Carbon Brief tells us all that children born today will have very much smaller carbon allowances than we did. Hmm, that seems obvious enough if the world’s going to emit less carbon in the future. They then frot themselves into the usual fantasy that we’re going to create that world of genuine equality as a result:
But in a second analysis, Carbon Brief posited a future carbon budget that would be the same for every citizen on the planet. This would mean that the budget for a child born today in the US is even lower, 97% lower than that of that of their grandparents. For someone born today in Europe, their budget would be 94% lower. “That those born today only have a carbon budget a fraction of the size of those from previous generations exemplifies the need for a transformative approach that puts social and economic justice at the heart of plans to tackle the climate crisis,” said Woodier. “We need massive investment in people and planet to transform our economies, and we need it urgently.”
This entirely missing what the IPCC itself tells us, that globalised capitalism and free markets is the solution, not the problem.
But the report does contain something of interest. The proof of why we’re not going to limit temperature rises to 1.5 oC:
Global emissions must peak in the next decade and quickly decline for the world to stay below its Paris Agreement limits, according to the UN. In the scenarios examined in this article (see methodology at the end for details), global emissions peak around 2020, decline around 50% by 2045 and then fall below zero around 2075 in order to hold global warming to below 2C. Emissions have to fall even faster for warming to be kept below 1.5C – falling around 50% by 2030 and to below zero by 2055. In the 1.5C scenarios examined here, large amounts of negative emissions are deployed by the end of the century, removing carbon from the atmosphere equivalent to roughly a third of today’s emissions.

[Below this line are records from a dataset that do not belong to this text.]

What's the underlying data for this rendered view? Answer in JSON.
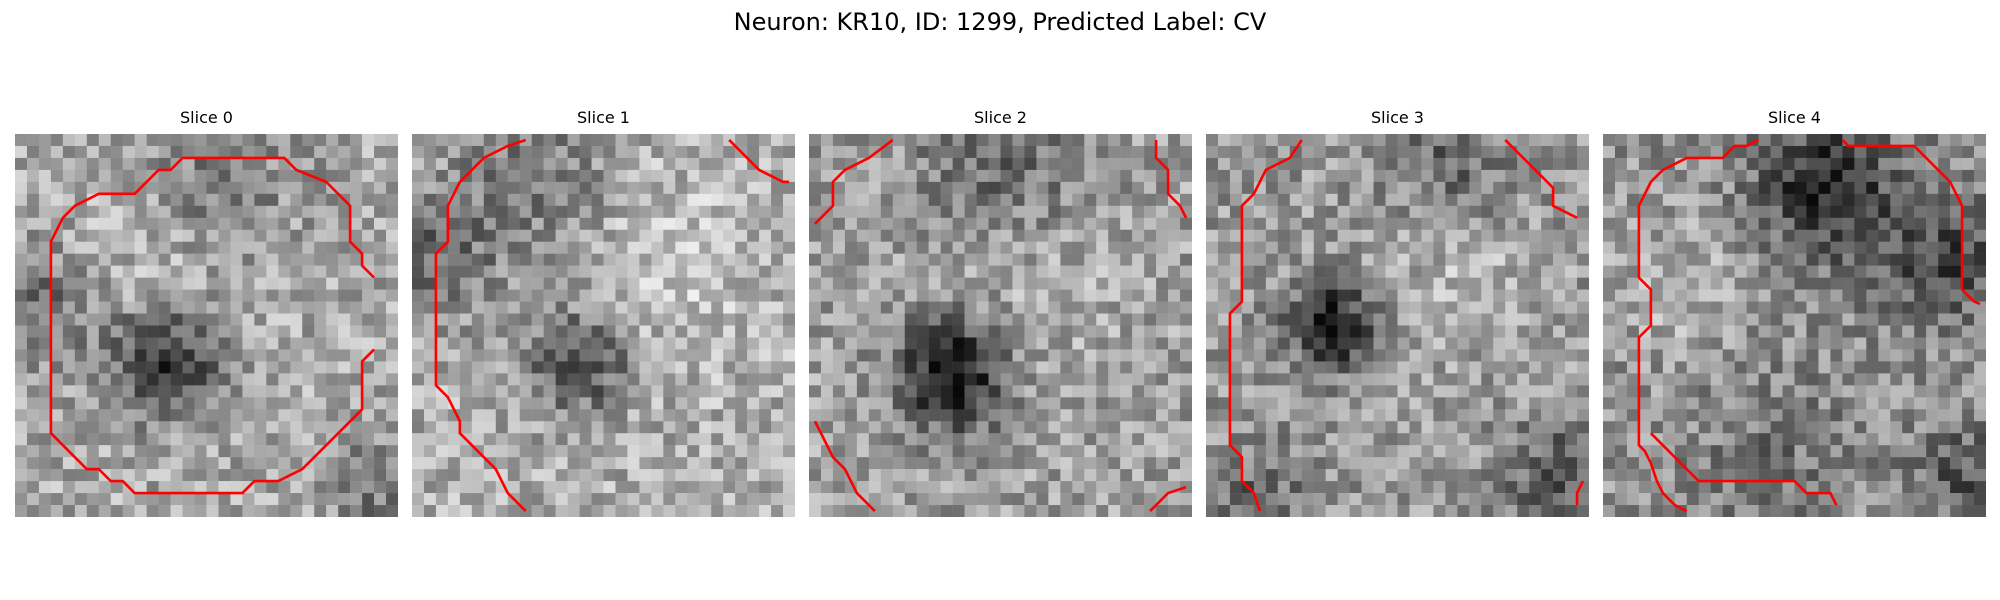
{
  "figure": {
    "title": "Neuron: KR10, ID: 1299, Predicted Label: CV",
    "contour_color": "#ff0000"
  },
  "panels": [
    {
      "title": "Slice 0"
    },
    {
      "title": "Slice 1"
    },
    {
      "title": "Slice 2"
    },
    {
      "title": "Slice 3"
    },
    {
      "title": "Slice 4"
    }
  ]
}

Within the figures and logic being used here there are benefits to cutting emissions, sure there are. We don’t actually want to be steaming Flipper in the vapours of the last ice floe after all. But there are also costs. And how fast we do things is a large determinant of those costs.
This is because of what William Nordhaus has been telling us. And yes, he did get the Nobel last year largely for this work. We’ve got a society around us that we’ve already built. That cost us a lot of money – but those are sunk costs. We also want to change the emissions structure of the future society. OK. So, what should we do? Scrap everything we’ve already got and build anew? Or run with what we’ve got and as we replace it in the normal manner, as the capital cycle turns, make sure the new stuff is non-emitting but continue to use the old stuff while it still works?
That second is obviously cheaper than the first. But the benefits of the first will be greater than the second. Logically, we should be aiming for where the benefits equal the costs. Faster would mean more cost than benefit. Slower would mean not gaining benefit that’s just lying there waiting for us.
So, halting emissions today would have a very high cost. 3 pm this arvo and human civilisation moves to net zero – 6,900,000,000 of us die by about June. That’s a pretty high cost. Agreeing to be net zero by 3 pm GMT April 10 2219 is trivially easy but comes with rather large costs to that environment out there. The correct date is somewhere inbetween.
So, what Carbon Brief is telling us is that to get to 1.5 oC means doing all of this very quickly. At high – huge – cost as we junk the civilisation we’ve already built. 2 oC we could probably manage within that normal capital replacement cycle. Actually, the IPCC says we can do that, that’s the A1T scenario for future emissions.
So, logically, Carbon Brief has just shown us why we’re not going to limit to 1.5 oC. It’s too expensive. Sorry Flipper, bit of a bugger and all that, but rational calculation of costs and benefits is indeed rational calculation of costs and benefits.